Ackerland soll nicht für ökologische Massnahmen verwendet werden.

Ackerland soll nicht für ökologische Massnahmen verwendet werden.

Gegen den Willen der Regierung hat das Parlament den Schutz für landwirtschaftliches Kulturland erhöht. So hat der Erhalt des Ackerlandes künftig explizit auch vor ökologischen Ausgleichsmassnahmen Vorrang.

Das Thema Ökologie und Landwirtschaft brennt offensichtlich unter den Nägeln. Fast anderthalb Stunden debattierte der Kantonsrat über einen Auftrag von Bauernsekretär Peter Brügger (FDP, Langendorf).

Darin fordert er, dass künftig für ökologische Massnahmen kein Ackerland mehr verbraucht werden darf. Das anpflanzen von Hecken, das Abtragen von Humus auf ackerfähigem Boden oder das Aufstauen von Fliessgewässern führten zum Verbrauch von sogenannten Fruchtfolgeflächen. Er sei «kein Feind von ökologischen Massnahmen», hielt er im Parlament fest. Aber diese Art von Ökologie sei nicht nachhaltig, weil sie die nicht erneuerbare Ressource Boden, insbesondere die Fruchtfolgeflächen, für immer zerstöre.

Gegen «absoluten Schutz»

Nur mit einer Stimme Differenz lehnte die Umwelt-, Bau- und Wirtschaftskommission (Umbawiko) den Vorstoss ab, wie Sprecherin Brigit Wyss (Grüne, Solothurn) erklärte.

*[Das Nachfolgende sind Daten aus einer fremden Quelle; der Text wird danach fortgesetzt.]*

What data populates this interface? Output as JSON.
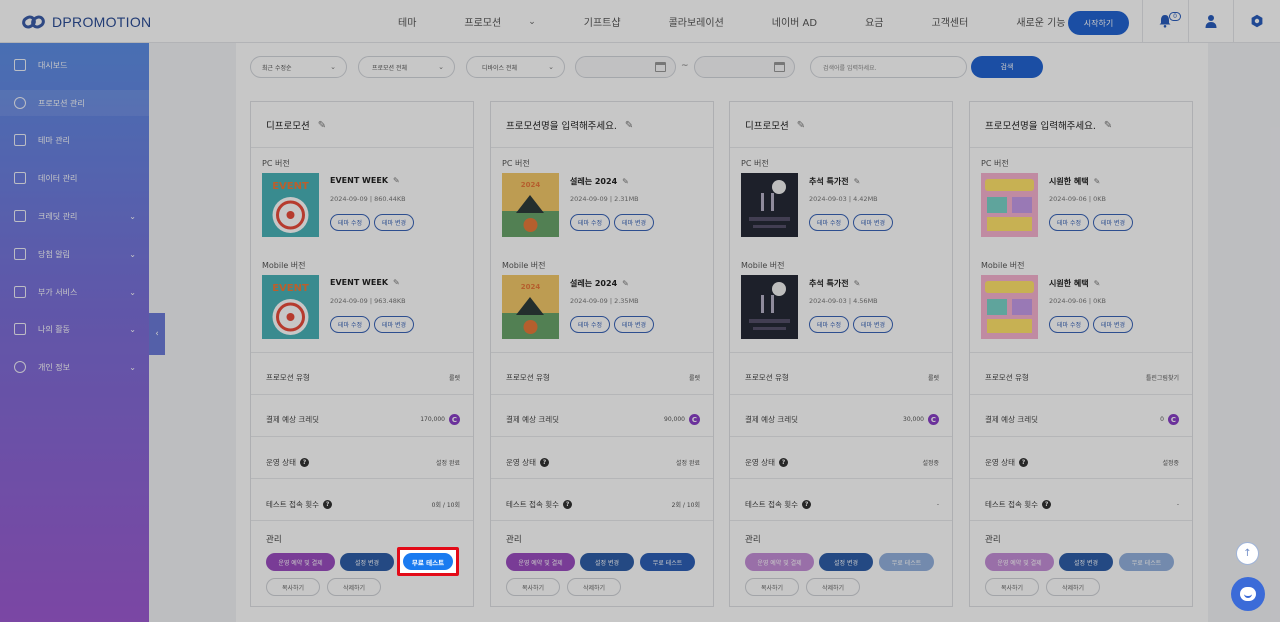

Der Erhalt von Kulturland geniesse zwar eine hohe Priorität, sei aber auch Teil einer umfassenden Interessenabwägung zwischen Ackerbau und Ökologie.

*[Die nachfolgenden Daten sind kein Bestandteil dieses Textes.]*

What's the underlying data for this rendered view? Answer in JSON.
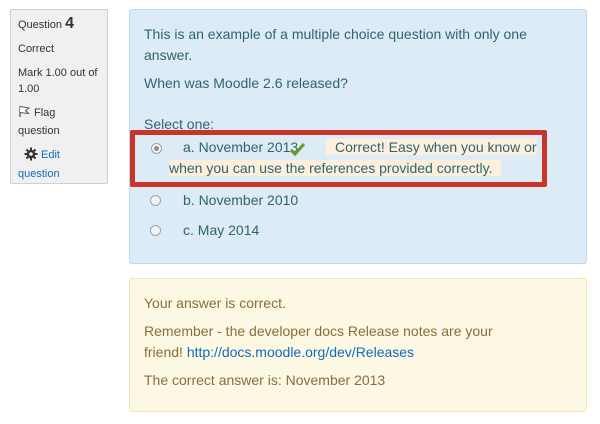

«Es gibt keinen absoluten Schutz für Fruchtfolgeflächen.» Bei einem Ja zum Vorstoss seien keine Ersatzmassnahmen mehr möglich und darunter würde der ebenso wichtige Erhalt der Artenvielfalt im Pflanzen- und Tierbereich verunmöglicht», erläuterte Wyss.

Niemand sei gegen den Erhalt von Ackerland, sagte Markus Ammann (SP, Olten) für seine Fraktion. Es gelte aber, nicht nur das Kulturland zu schützen und es gebe «einen grossen Nutzungskonflikt» um den Boden.

In diesem Sinne vertrete der Vorstoss eine einseitige Optik. Die Massnahmen für Renaturierungsprojekte seien keine Bedrohung für die Fruchtfolgeflächen. «Der weitaus grössere Druck entsteht durch den Landfrass der Siedlungspolitik.»

Ähnlich argumentierte Felix Wettstein (Olten) für die Grünen. Die wirkliche Gefahr entstehe primär durch überdurchschnittlich wachsende Wohn- und Gewerbezonen in den Gemeinden.

Gespalten zeigte sich die Fraktion der Mitteparteien. Für die einen schiesse der Vorstoss über das Ziel hinaus, sagte Fraktionssprecher Edgar Kupper (CVP, Laupersdorf). Für die andere Hälfte sei der Vorstoss aus Angst vor weiterem Landverschleiss «auf fruchtbaren Boden gefallen».

Unterstützung erhielt Brügger nebst «seiner» FDP (mehrheitlich) durch die SVP. Es gelte zu verhindern, dass Kulturland durch ökologische Massnahmen irreversibel verschwinde, sagte Landwirt Fritz Lehmann (SVP, Solothurn). Er befürchtet, dass ohne diesen Auftrag «mit Entscheiden in kantonalen Amtsstuben rücksichtslos Kulturland vernichtet wird.»

Wie gespalten die Meinungen waren, zeigten die Pro- und Contra-Voten zahlreicher Einzelredner. «Wenn wir dem Auftrag zustimmen, wird die wichtige Interessenabwägung zwischen Landwirtschaft und Ökologie abgeschafft», warnte etwa Markus Knellwolf (GLP, Zuchwil).

Dagegen stimmte Markus Dietschi (BDP, Selzach) für den Vorstoss. «Das Ackerland wird stetig kleiner, aber die Landwirte brauchen das Land, um Nahrungsmittel zu produzieren.» Es lohne sich, für jeden Quadratmeter Kulturland zu kämpfen.

Überraschendes Ja zum Vorstoss

Grundsätzlich zeigte Bau- und Justizdirektor Roland Fürst Verständnis für das Anliegen. Im Rahmen des Natur- und Heimatschutzgesetzes sei der Kanton vom Bund her aber verpflichtet, ökologische Ausgleichs- und Ersatzmassnahmen zu finden.

Es bedinge in jedem Fall, eine Interessenabwägung zwischen ökologischen Massnahmen und Ackerland vorzunehmen. Ein Verbot wäre kontraproduktiv, weil es weder zielführend noch verhältnismässig wäre.

Vergeblich. Überraschend stimmte das Parlament dem Auftrag mit 50 zu 36 Stimmen zu. Zu gar keinen ökologischen Ersatzmassnahmen auf Ackerland wird es aber nicht kommen. Denn der Auftrag wurde vor der Debatte so ergänzt, dass Ausnahmen durch die Bundesgesetzgebung erlaubt blieben.